Come on out! Wait – just kidding…

Every year, Atlanta has a Gay Pride Event that includes a festival and parade run by the Atlanta Pride Committee.  The event spans a weekend each year which has typically been held in the summer.  This year, however, the Committee moved the dates toward October in an effort to host the event closer to National Coming Out Day (October 11th).  Except they moved the event to Halloween weekend.

When I initialy discovered this on their website, my first reaction was largely superficial in that Halloween is a time when lots of people go out, party, and potentially endanger themselves, though I also sensed that this was just a very bad idea for reasons I couldn’t articulate at the time. Later, though, I was talking to my beloved about it, and she pointed to a larger, much more significant issue.  Halloween is a holiday where, in mainstream American culture, the point is the dress up as something you are not, to hide behind another identity.

The more I sat with this idea, the more appalled I became.  Here is a weekend and an event that I have seen as a time when people who identify as GLBTQIQ (Gay, Lesbian, Bisexual, Transgender, Queer, Intersexed, Questioning) can be out in public simply as themselves, to celebrate that, support others and be supported.  A time when the people who fit into these minority categories don’t have to worry so much about their safety or sense of belonging or being misunderstood.  And the annual event, the time and space in which they can feel this sense of safety, this sense of belonging, this ability to simply breathe and be who they are, is being held over Halloween – a time of dressing up as something you are not.  The mixed messages are enough to give one a migraine if one sits with it long enough.  No, it’s not really okay to be yourselves.  No, you should still, just as you may do every day on some level, hide behind a mask or costume or identity that’s not really you.  No, we’re not really okay with who and what you are.  No, we don’t really want to reveal our faces to the outside world and the greater Atlanta community.  Sure, we’ll be united…kind of.  Because people who identify as GLBTQIQ don’t live with enough of the US population throwing shame on them for simply being themselves (sarcasm).  Here – have some more by the very people (the Pride Committee) who claim as their mission to want to promote your self-esteem, your mental health and wellness, who claim to want to increase visibility and a positive image of this culture.  What an incredible display of internalized homophobia/heterosexism.

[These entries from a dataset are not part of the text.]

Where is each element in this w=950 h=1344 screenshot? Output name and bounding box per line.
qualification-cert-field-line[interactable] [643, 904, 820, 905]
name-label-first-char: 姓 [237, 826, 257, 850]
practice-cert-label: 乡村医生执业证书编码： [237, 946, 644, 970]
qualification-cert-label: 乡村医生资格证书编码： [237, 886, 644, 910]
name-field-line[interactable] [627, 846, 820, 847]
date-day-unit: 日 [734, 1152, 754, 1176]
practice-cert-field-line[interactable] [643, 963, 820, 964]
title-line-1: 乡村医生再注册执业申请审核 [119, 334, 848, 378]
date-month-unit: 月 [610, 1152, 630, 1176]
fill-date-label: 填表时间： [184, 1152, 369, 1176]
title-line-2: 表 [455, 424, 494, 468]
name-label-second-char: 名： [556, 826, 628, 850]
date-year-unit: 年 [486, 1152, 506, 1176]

I have no idea what the Committee was thinking.  Maybe they weren’t.  I went to Pride in 2007 but couldn’t go last year and had been looking forward to attending this year. When I found out the dates for this year’s event, I was disappointed on another level – it’s being held over Samhain, so I won’t be going anyway as I’ll be celebrating that holiday.  But even if I weren’t celebrating Samhain, I still wouldn’t go.  The Pride event is free of charge.  How much easier it will be for idiot, homophobic individuals to go and cause trouble since they’ll be wearing costumes and no one will know their identity.  Because 20 miles outside of the city perimeter, is very un-gay/freak-friendly territory that covers, oh, about the rest of the entire state.

We had truly begun to move forward (albeit slowly, still) in terms of increasing tolerance and acceptance of individuals who do not identify as heterosexual, and the election of Obama was a big step in that direction.  In many ways, Atlanta is considered the NYC of the south.  The ripples of this event this year and the messages it carries with it can go a long way to moving us backward.  Can we really afford it?